Milchfieber – Ursachen und Merkmale

Der mit Beginn der Milchsynthese erhöhte Calciumbedarf in Verbindung mit dem Unvermögen des Stoffwechsels zur schnellen Kompensation des Calciummangels gelten als ursächlich für das Auftreten der plötzlichen Störung des Mineralstoffwechsels und damit für das Auftreten von Milchfieber.

Calcium spielt als mengenmäßig am stärksten im Körper der Milchkuh vertretener Mineralstoff eine elementare Rolle bei unzähligen körpereigenen Prozessen. Entscheidend ist Calcium an der Erregung von Muskeln und Nerven, dem Zucker-Stoffwechsel, der Zellteilung sowie an der Aktivierung von Enzymen und Hormonen beteiligt.

Calcium liegt bei der Kuh zu 99 % (ca. 7 kg bei 600 kg Lebendmasse) gebunden in Knochen und Zähnen vor. Der Rest von einem Prozent befindet sich zu 0,9 % gebunden in Zellmembranen (8 bis 10 Gramm) und zu 0,1 % (2,5 bis 3 Gramm) als Calciumionen im Blut.

Der Calciumstoffwechsel der Milchkuh wird im Wesentlichen durch die Hormone Vitamin D (Vit D), Parathormon (PTH) und Calcitonin gesteuert. Die genannten Hormone gelten als zentrale Regulatoren der Aufnahme von Calcium aus dem Darm, der Einspeicherung und Freisetzung von Calcium aus den Knochen sowie der hormonell beeinflussten Ausscheidung von Calcium über Kot und Harn.

Wirksamen Einfluss auf den messbaren Calciumgehalt im Blut haben allein die biologisch aktiven Calciumionen (Ca2+).
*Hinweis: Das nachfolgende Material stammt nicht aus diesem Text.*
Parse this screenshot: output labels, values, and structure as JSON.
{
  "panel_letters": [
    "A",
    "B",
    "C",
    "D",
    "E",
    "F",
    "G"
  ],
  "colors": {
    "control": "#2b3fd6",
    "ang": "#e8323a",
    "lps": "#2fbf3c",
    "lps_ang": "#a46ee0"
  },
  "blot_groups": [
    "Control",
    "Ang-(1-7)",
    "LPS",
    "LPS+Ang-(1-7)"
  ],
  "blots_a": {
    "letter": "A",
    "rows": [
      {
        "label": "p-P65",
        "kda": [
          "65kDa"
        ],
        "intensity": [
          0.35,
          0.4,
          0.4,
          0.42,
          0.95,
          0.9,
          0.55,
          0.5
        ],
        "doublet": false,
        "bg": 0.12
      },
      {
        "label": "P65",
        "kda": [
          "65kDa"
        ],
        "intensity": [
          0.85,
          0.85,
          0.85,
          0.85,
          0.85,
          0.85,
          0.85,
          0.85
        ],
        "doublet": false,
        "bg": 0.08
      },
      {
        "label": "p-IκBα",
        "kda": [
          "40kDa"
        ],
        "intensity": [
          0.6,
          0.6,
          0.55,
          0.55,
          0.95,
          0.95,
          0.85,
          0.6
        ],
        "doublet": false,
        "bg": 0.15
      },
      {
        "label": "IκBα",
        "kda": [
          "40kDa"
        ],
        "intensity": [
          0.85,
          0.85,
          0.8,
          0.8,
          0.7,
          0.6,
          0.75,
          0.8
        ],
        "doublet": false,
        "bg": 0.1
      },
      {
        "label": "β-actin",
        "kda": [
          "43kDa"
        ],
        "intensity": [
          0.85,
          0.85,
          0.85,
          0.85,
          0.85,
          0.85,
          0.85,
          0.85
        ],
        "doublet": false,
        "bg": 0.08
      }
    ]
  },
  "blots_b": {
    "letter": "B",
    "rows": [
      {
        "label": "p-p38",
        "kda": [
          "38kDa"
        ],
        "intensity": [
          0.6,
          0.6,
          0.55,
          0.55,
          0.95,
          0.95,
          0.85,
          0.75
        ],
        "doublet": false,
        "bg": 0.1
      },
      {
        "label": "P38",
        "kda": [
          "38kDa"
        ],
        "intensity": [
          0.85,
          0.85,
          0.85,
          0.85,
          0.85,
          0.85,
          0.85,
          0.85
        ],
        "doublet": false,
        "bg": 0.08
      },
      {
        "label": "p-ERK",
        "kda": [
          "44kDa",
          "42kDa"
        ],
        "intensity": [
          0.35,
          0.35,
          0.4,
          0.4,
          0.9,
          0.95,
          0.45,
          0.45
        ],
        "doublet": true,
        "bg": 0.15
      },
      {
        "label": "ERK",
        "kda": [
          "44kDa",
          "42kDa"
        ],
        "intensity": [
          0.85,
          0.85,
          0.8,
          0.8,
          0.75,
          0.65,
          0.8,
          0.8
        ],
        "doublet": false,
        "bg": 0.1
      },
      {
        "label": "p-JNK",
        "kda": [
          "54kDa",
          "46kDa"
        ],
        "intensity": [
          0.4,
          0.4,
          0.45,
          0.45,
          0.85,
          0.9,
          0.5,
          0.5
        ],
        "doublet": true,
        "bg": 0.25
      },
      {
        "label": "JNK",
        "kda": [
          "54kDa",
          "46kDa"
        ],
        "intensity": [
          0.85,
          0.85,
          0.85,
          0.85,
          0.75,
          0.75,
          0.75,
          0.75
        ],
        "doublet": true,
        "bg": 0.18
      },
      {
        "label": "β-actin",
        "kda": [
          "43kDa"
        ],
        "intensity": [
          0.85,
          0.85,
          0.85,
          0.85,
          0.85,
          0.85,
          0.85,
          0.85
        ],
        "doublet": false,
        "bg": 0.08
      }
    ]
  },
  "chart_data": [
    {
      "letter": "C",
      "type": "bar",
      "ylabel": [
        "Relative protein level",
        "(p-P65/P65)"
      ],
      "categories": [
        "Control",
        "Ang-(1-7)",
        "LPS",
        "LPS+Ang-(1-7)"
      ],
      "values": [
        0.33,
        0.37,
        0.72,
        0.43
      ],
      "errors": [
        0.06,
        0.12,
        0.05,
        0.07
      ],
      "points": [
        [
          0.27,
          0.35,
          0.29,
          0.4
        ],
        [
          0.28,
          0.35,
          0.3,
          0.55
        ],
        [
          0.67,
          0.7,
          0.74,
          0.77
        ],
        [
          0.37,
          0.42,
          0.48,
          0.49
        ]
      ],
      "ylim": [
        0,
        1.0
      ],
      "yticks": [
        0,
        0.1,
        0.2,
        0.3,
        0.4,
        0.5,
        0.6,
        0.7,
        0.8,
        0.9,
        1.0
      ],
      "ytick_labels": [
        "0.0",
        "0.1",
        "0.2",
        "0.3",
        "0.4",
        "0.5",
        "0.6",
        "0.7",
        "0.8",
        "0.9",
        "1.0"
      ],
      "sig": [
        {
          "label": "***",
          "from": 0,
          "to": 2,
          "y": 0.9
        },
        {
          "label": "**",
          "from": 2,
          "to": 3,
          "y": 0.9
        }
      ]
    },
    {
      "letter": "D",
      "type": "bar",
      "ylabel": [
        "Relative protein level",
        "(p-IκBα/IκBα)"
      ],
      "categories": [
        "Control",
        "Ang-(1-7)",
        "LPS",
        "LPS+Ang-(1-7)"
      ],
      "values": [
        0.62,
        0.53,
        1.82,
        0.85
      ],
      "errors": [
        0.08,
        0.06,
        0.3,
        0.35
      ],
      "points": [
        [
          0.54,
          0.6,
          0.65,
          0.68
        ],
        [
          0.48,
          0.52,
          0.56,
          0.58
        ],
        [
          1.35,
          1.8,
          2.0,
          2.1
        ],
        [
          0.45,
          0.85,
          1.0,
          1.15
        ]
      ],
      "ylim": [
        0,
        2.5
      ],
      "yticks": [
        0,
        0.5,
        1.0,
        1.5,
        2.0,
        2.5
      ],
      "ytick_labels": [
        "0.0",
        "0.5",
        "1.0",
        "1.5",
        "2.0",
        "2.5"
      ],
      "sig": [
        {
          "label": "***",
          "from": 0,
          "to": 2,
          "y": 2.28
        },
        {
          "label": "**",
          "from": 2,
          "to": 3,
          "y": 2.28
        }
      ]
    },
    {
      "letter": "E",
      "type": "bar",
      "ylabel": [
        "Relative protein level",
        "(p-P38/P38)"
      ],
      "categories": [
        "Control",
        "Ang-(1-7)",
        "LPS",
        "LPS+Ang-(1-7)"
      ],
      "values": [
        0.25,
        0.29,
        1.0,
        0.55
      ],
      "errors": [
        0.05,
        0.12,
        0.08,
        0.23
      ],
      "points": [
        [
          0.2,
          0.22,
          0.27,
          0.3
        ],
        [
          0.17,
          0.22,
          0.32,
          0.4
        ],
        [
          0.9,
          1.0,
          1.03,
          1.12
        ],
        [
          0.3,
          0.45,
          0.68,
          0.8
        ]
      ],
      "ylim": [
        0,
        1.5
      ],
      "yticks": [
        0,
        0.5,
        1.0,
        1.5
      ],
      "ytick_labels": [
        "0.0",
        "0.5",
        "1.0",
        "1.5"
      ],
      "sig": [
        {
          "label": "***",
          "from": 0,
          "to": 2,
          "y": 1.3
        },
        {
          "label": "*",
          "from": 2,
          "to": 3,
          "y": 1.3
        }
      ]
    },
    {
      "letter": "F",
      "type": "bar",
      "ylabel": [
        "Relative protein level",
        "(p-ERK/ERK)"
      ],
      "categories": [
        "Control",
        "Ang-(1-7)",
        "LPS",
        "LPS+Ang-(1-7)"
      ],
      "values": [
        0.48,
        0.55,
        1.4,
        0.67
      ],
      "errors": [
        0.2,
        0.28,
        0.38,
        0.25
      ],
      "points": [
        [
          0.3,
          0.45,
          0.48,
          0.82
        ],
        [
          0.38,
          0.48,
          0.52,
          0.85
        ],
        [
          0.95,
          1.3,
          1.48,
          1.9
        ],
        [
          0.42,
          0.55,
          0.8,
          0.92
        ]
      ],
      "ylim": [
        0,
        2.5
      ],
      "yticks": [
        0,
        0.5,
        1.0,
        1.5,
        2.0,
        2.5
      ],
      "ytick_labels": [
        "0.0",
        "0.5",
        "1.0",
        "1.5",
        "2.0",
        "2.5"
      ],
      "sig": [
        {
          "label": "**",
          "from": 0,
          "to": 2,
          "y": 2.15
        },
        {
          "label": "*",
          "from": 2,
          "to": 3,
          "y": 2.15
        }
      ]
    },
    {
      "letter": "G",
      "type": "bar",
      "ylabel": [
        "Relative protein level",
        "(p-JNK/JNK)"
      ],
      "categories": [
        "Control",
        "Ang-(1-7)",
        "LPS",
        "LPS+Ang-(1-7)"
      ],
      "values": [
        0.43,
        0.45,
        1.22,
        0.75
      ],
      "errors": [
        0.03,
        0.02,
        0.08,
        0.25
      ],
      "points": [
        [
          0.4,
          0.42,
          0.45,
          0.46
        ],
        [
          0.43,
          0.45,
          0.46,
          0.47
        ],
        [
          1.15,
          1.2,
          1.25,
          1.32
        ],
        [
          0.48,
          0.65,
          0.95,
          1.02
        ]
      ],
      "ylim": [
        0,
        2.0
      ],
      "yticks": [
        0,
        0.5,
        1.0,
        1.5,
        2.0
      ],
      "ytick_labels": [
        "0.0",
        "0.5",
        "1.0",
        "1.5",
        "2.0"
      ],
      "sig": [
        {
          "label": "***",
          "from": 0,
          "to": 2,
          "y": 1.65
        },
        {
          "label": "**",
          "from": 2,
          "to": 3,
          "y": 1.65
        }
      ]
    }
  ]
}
Diese liegen im Blut gebunden an Proteine vor, wobei die Bindung an Transportproteine im Blut einer gewissen pH-Abhängigkeit unterliegt.

Ursache Milchfieber

Milchfieber steht ursächlich sowie zeitlich mit dem Laktationsbeginn in Zusammenhang. Mit Einsetzen der Milchsynthese und dem damit verbundenen Beginn der Laktation werden bis zu 30 Gramm Calcium pro Tag mit der Biestmilch (Kolostrum) ausgeschieden (Bojkovski et al., 2005). Die Gesamtmenge des schnell zur Verfügung stehenden Calciumpools beträgt hingegen nur ca. 8-10 Gramm, die Reserven im Blut der Milchkuh sogar nur ca. 3 Gramm (Horst et al., 1997b; Goff et al., 2005).

Übersteigt der Calciumverlust infolge der Milchbildung die Calcium-Mobilisierungsfähigkeit der Milchkuh, entwickelt sich Milchfieber in unterschiedlich starker Ausprägung. Bei einem geringgradigen Abfall spricht man in diesem Fall von subklinischem Milchfieber, bei einem starken Abfall vom klinischen Milchfieber.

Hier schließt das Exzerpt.